Lebih dari 50 bonsai dimiliki Dahlan. Seluruhnya dia yang buat. Mulai mencari bonggol pohon ke beberapa hutan, merawatnya, hingga membentuk menjadi bonsai. Hobinya itu mulai menggebu sekitar 1,5 tahun silam. Dahlan sengaja menyempatkan diri berburu bakal bonsai di sela kesibukannya.
’’Sehari-hari ya buruh tani dan pelihara mendha (kambing),’’ katanya sembari menunjuk ke arah kandang di samping rumahnya yang cukup rindang itu.
Dahlan mengaku memang suka dengan hijau-hijauan yang menyejukkan.
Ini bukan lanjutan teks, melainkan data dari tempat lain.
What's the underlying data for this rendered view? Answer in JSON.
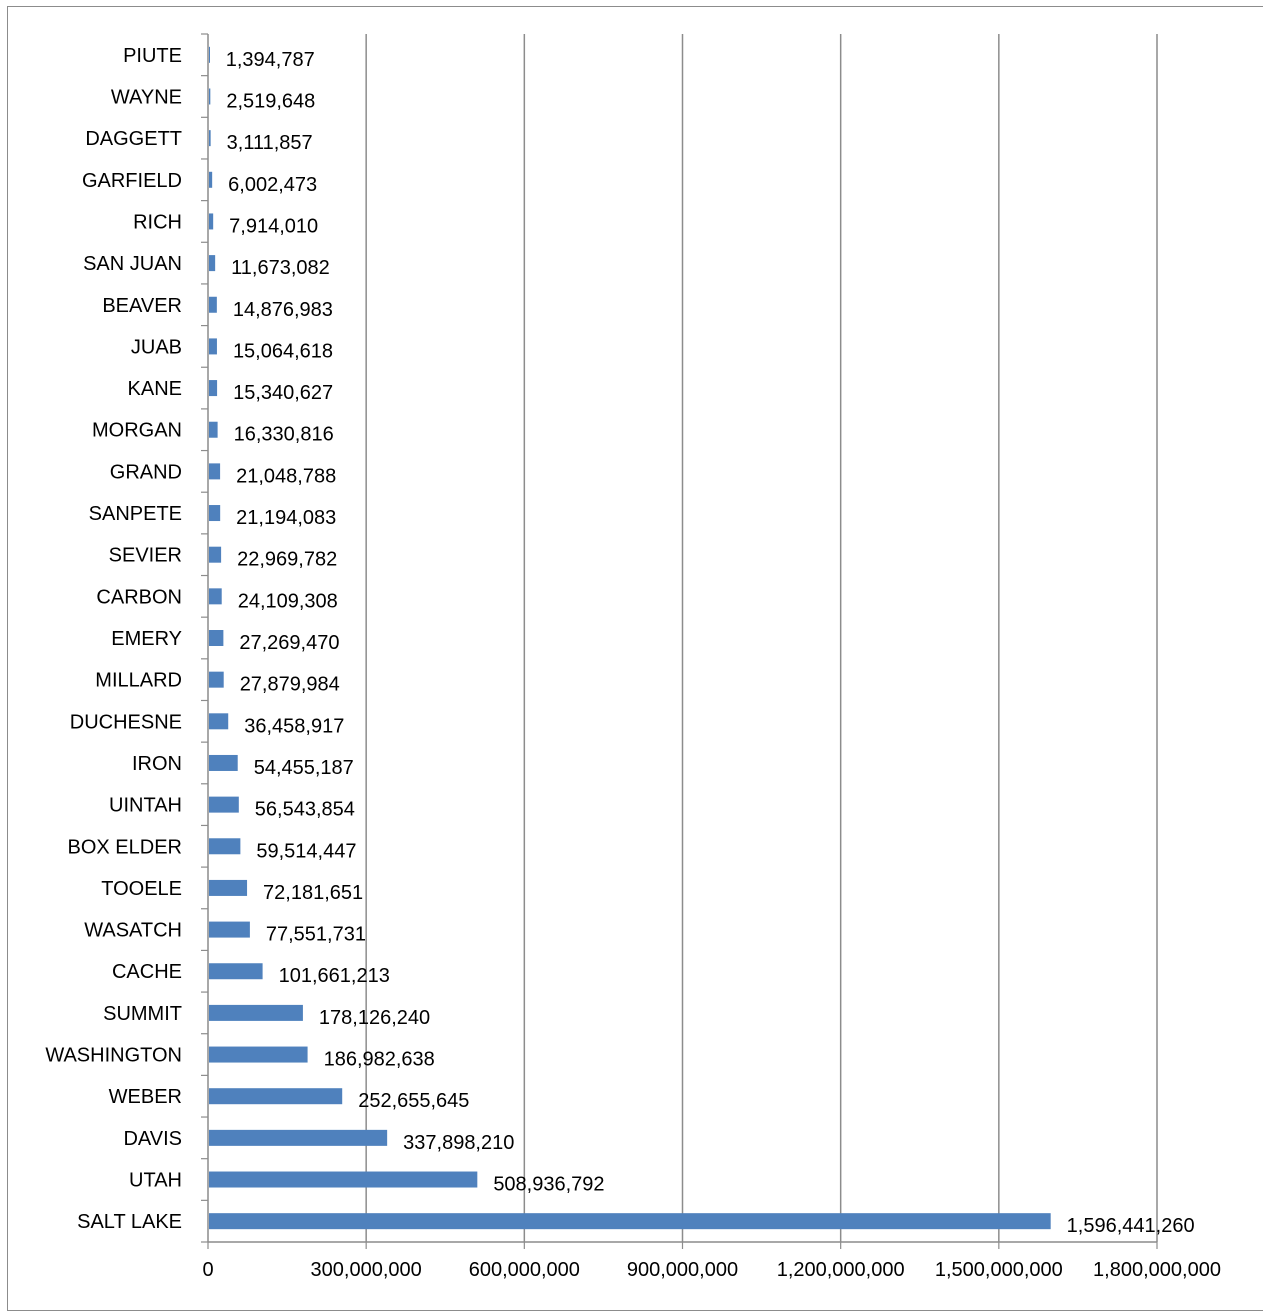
{
  "chart_data": {
    "type": "bar",
    "orientation": "horizontal",
    "categories": [
      "SALT LAKE",
      "UTAH",
      "DAVIS",
      "WEBER",
      "WASHINGTON",
      "SUMMIT",
      "CACHE",
      "WASATCH",
      "TOOELE",
      "BOX ELDER",
      "UINTAH",
      "IRON",
      "DUCHESNE",
      "MILLARD",
      "EMERY",
      "CARBON",
      "SEVIER",
      "SANPETE",
      "GRAND",
      "MORGAN",
      "KANE",
      "JUAB",
      "BEAVER",
      "SAN JUAN",
      "RICH",
      "GARFIELD",
      "DAGGETT",
      "WAYNE",
      "PIUTE"
    ],
    "values": [
      1596441260,
      508936792,
      337898210,
      252655645,
      186982638,
      178126240,
      101661213,
      77551731,
      72181651,
      59514447,
      56543854,
      54455187,
      36458917,
      27879984,
      27269470,
      24109308,
      22969782,
      21194083,
      21048788,
      16330816,
      15340627,
      15064618,
      14876983,
      11673082,
      7914010,
      6002473,
      3111857,
      2519648,
      1394787
    ],
    "value_labels": [
      "1,596,441,260",
      "508,936,792",
      "337,898,210",
      "252,655,645",
      "186,982,638",
      "178,126,240",
      "101,661,213",
      "77,551,731",
      "72,181,651",
      "59,514,447",
      "56,543,854",
      "54,455,187",
      "36,458,917",
      "27,879,984",
      "27,269,470",
      "24,109,308",
      "22,969,782",
      "21,194,083",
      "21,048,788",
      "16,330,816",
      "15,340,627",
      "15,064,618",
      "14,876,983",
      "11,673,082",
      "7,914,010",
      "6,002,473",
      "3,111,857",
      "2,519,648",
      "1,394,787"
    ],
    "xlim": [
      0,
      1800000000
    ],
    "x_ticks": [
      0,
      300000000,
      600000000,
      900000000,
      1200000000,
      1500000000,
      1800000000
    ],
    "x_tick_labels": [
      "0",
      "300,000,000",
      "600,000,000",
      "900,000,000",
      "1,200,000,000",
      "1,500,000,000",
      "1,800,000,000"
    ],
    "title": "",
    "xlabel": "",
    "ylabel": "",
    "grid": "vertical",
    "legend": "none",
    "colors": {
      "bar": "#4f81bd",
      "grid": "#8c8c8c",
      "axis": "#8c8c8c",
      "frame": "#8c8c8c"
    }
  }
}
Selain bonsai, beragam jenis tumbuhan lain subur di kiri kanan kediamannya.
Mengenai hobinya membuat pohon mini bernilai seni tersebut, dia mengaku tidak begitu menguasai banyak teori. Kendati demikian, puluhan bonsai dibuat dari beragam jenis pohon.
’’Bonggol pohon elo, sisir, asem, boga, dan klampis ireng yang sering dapat. Dari alas (hutan) yang sekitar Ngawi,’’ tuturnya.
Bersama empat penggemar bonsai lain di daerahnya, Dahlan kerap berburu bonggol ke hutan. Berangkat bersenjata peranti ala kadarnya, dia pulang memanggul karung berisi batang-batang pohon komplet dengan sebagian akar.
Pundak dan kaki yang pegal dianggapnya bukan apa-apa. Namun, capek berkali lipat dirasakan Dahlan ketika karung yang dibawa tidak terisi sampai tiba kembali di rumah. ’’Berangkat nyari pagi, biasanya pulang pukul 16.00,’’ ujarnya.
Sederet tahapan mesti dikerjakan Dahlan sebelum bisa memandangi bonsai dengan perasaan ayem. Membuat hidup bonggol pohon dianggapnya sebagai tahapan yang tersulit. Dengan memanfaatkan tanah di sekitar, tidak sedikit calon bonsai Dahlan yang bertahan.
Hanya berhasil menghidupkan satu di antara enam bonggol yang dibawa dari hutan pernah dialaminya. ’’Jenis klampis ireng,’’ ujarnya, lantas berjalan mendekat bonsai dengan warna batang lebih gelap daripada yang lain tersebut.
Setelah batang bonggol mampu mengeluarkan tunas daun, rentang waktu enam sampai tujuh bulan mesti ditunggunya sebelum mulai membentuk.
Telinga Dahlan tidak jarang mendengar cibiran dari tetangganya mengenai hobi yang digeluti. Namun, dia tetap pada pendiriannya sebagai penikmat seni tanaman bonsai. ’’Sering dibilang menanam kok yang tidak berbuah,’’ tuturnya dengan memandang bangga deretan bonsai di halamannya.
Cibiran tidak habis di situ. Kesehariannya sebagai buruh tani dan beternak kambing dianggap kurang pas dengan hobi yang identik dengan kalangan menengah ke atas itu. Pandangan miring tersebut tidak digubrisnya.